To this the only reply was another quotation from the scriptures: "The Lord hath chastened me sore, but He hath not given me over unto death."

"Puir laddie," said Andrew, "come awa ben the hoose and ha'e your parritch."

Again the youth spoke: "This is the Lord's doing: it is marvellous in our eyes."

Andrew took him by the arm and led him into the kitchen. He was placed in a chair by the fire and sat looking wistfully and half-frightenedly around him. His face was thin and white save that on one cheek a scarlet spot flamed like a rose, while over his high, pale forehead swept a lock of dark hair. As he held his hands out to catch the warmth of the glowing peat, I saw that they were almost transparent; but what caught my gaze and held it rivetted was the state of his thumbs. Both of them were black and bruised as though they had been subjected to great pressure, and I knew that the boy had recently been put to the torture of the thumbscrews.

Mary and her mother vied with each other in attentions to him. A bowl of warm milk was offered to him, and with trembling hands he raised it to his lips. As he did so I saw the perspiration break upon his forehead. While she busied herself with the preparation of the morning meal, Andrew questioned him, but his answers were so cloaked in the language of the scriptures that it was hard to decipher his meaning.
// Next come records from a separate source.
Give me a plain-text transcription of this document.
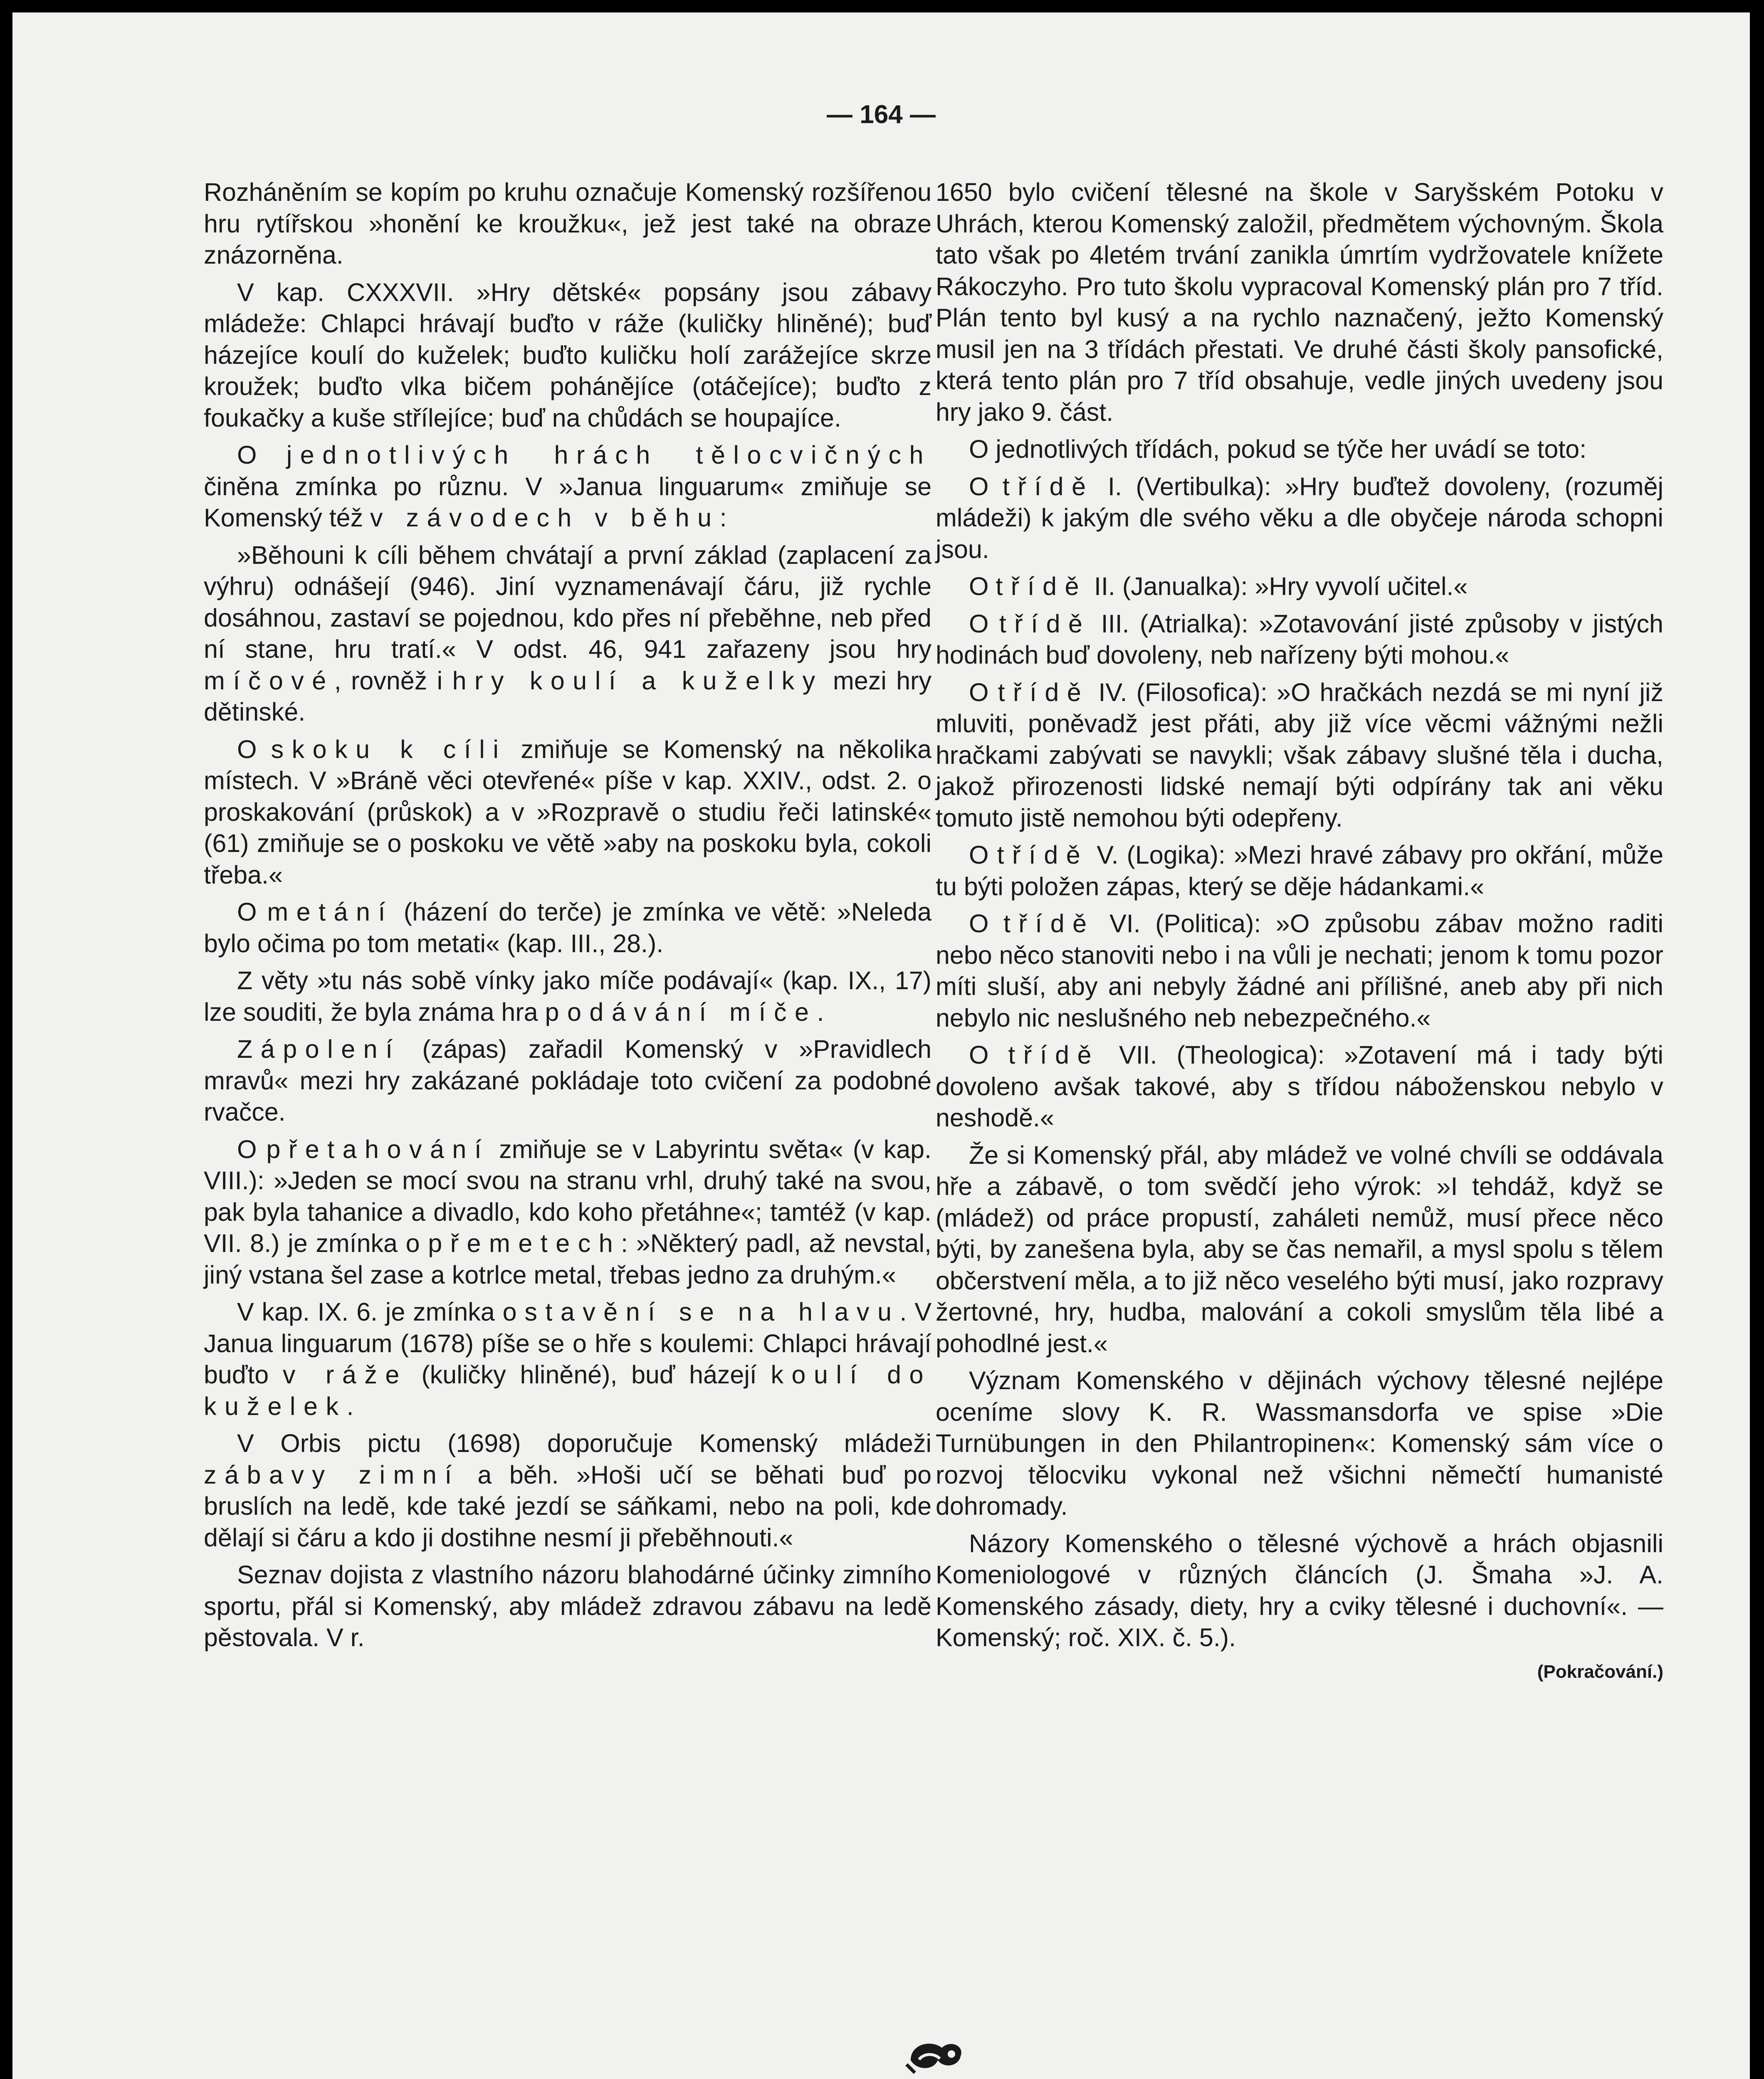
— 164 —

Rozháněním se kopím po kruhu označuje Komenský rozšířenou hru rytířskou »honění ke kroužku«, jež jest také na obraze znázorněna.

V kap. CXXXVII. »Hry dětské« popsány jsou zábavy mládeže: Chlapci hrávají buďto v ráže (kuličky hliněné); buď házejíce koulí do kuželek; buďto kuličku holí zarážejíce skrze kroužek; buďto vlka bičem pohánějíce (otáčejíce); buďto z foukačky a kuše střílejíce; buď na chůdách se houpajíce.

O jednotlivých hrách tělocvičných činěna zmínka po různu. V »Janua linguarum« zmiňuje se Komenský též v závodech v běhu:

»Běhouni k cíli během chvátají a první základ (zaplacení za výhru) odnášejí (946). Jiní vyznamenávají čáru, již rychle dosáhnou, zastaví se pojednou, kdo přes ní přeběhne, neb před ní stane, hru tratí.« V odst. 46, 941 zařazeny jsou hry míčové, rovněž i hry koulí a kuželky mezi hry dětinské.

O skoku k cíli zmiňuje se Komenský na několika místech. V »Bráně věci otevřené« píše v kap. XXIV., odst. 2. o proskakování (průskok) a v »Rozpravě o studiu řeči latinské« (61) zmiňuje se o poskoku ve větě »aby na poskoku byla, cokoli třeba.«

O metání (házení do terče) je zmínka ve větě: »Neleda bylo očima po tom metati« (kap. III., 28.).

Z věty »tu nás sobě vínky jako míče podávají« (kap. IX., 17) lze souditi, že byla známa hra podávání míče.

Zápolení (zápas) zařadil Komenský v »Pravidlech mravů« mezi hry zakázané pokládaje toto cvičení za podobné rvačce.

O přetahování zmiňuje se v Labyrintu světa« (v kap. VIII.): »Jeden se mocí svou na stranu vrhl, druhý také na svou, pak byla tahanice a divadlo, kdo koho přetáhne«; tamtéž (v kap. VII. 8.) je zmínka o přemetech: »Některý padl, až nevstal, jiný vstana šel zase a kotrlce metal, třebas jedno za druhým.«

V kap. IX. 6. je zmínka o stavění se na hlavu. V Janua linguarum (1678) píše se o hře s koulemi: Chlapci hrávají buďto v ráže (kuličky hliněné), buď házejí koulí do kuželek.

V Orbis pictu (1698) doporučuje Komenský mládeži zábavy zimní a běh. »Hoši učí se běhati buď po bruslích na ledě, kde také jezdí se sáňkami, nebo na poli, kde dělají si čáru a kdo ji dostihne nesmí ji přeběhnouti.«

Seznav dojista z vlastního názoru blahodárné účinky zimního sportu, přál si Komenský, aby mládež zdravou zábavu na ledě pěstovala. V r.

1650 bylo cvičení tělesné na škole v Saryšském Potoku v Uhrách, kterou Komenský založil, předmětem výchovným. Škola tato však po 4letém trvání zanikla úmrtím vydržovatele knížete Rákoczyho. Pro tuto školu vypracoval Komenský plán pro 7 tříd. Plán tento byl kusý a na rychlo naznačený, ježto Komenský musil jen na 3 třídách přestati. Ve druhé části školy pansofické, která tento plán pro 7 tříd obsahuje, vedle jiných uvedeny jsou hry jako 9. část.

O jednotlivých třídách, pokud se týče her uvádí se toto:

O třídě I. (Vertibulka): »Hry buďtež dovoleny, (rozuměj mládeži) k jakým dle svého věku a dle obyčeje národa schopni jsou.

O třídě II. (Janualka): »Hry vyvolí učitel.«

O třídě III. (Atrialka): »Zotavování jisté způsoby v jistých hodinách buď dovoleny, neb nařízeny býti mohou.«

O třídě IV. (Filosofica): »O hračkách nezdá se mi nyní již mluviti, poněvadž jest přáti, aby již více věcmi vážnými nežli hračkami zabývati se navykli; však zábavy slušné těla i ducha, jakož přirozenosti lidské nemají býti odpírány tak ani věku tomuto jistě nemohou býti odepřeny.

O třídě V. (Logika): »Mezi hravé zábavy pro okřání, může tu býti položen zápas, který se děje hádankami.«

O třídě VI. (Politica): »O způsobu zábav možno raditi nebo něco stanoviti nebo i na vůli je nechati; jenom k tomu pozor míti sluší, aby ani nebyly žádné ani přílišné, aneb aby při nich nebylo nic neslušného neb nebezpečného.«

O třídě VII. (Theologica): »Zotavení má i tady býti dovoleno avšak takové, aby s třídou náboženskou nebylo v neshodě.«

Že si Komenský přál, aby mládež ve volné chvíli se oddávala hře a zábavě, o tom svědčí jeho výrok: »I tehdáž, když se (mládež) od práce propustí, zaháleti nemůž, musí přece něco býti, by zanešena byla, aby se čas nemařil, a mysl spolu s tělem občerstvení měla, a to již něco veselého býti musí, jako rozpravy žertovné, hry, hudba, malování a cokoli smyslům těla libé a pohodlné jest.«

Význam Komenského v dějinách výchovy tělesné nejlépe oceníme slovy K. R. Wassmansdorfa ve spise »Die Turnübungen in den Philantropinen«: Komenský sám více o rozvoj tělocviku vykonal než všichni němečtí humanisté dohromady.

Názory Komenského o tělesné výchově a hrách objasnili Komeniologové v různých článcích (J. Šmaha »J. A. Komenského zásady, diety, hry a cviky tělesné i duchovní«. — Komenský; roč. XIX. č. 5.).

(Pokračování.)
When he had finished his porridge, which he ate eagerly as though well-nigh famished, Jean took him in hand.

"Now, young man," she said, "tell us yer story. Wha are ye, and whence cam' ye?"

A fit of violent coughing interfered with his speech, but the seizure passed, a bright light gleamed in his sunken eyes, and he said: "In the way wherein I walked they have privily laid a snare for me. I looked on my right hand and beheld, but there was no man that would know me. Refuge failed me. No man cared for my soul. They have spread a net by the wayside; they have set gins for me. Let the wicked fall into their own nets, whilst that I withal escape."

Jean sighed, and turned to Andrew with a look of bewilderment. "The bairn's daft," she said, "beside himsel' wi' hunger and pain. He's had the thumbkins on; look at his puir haun's."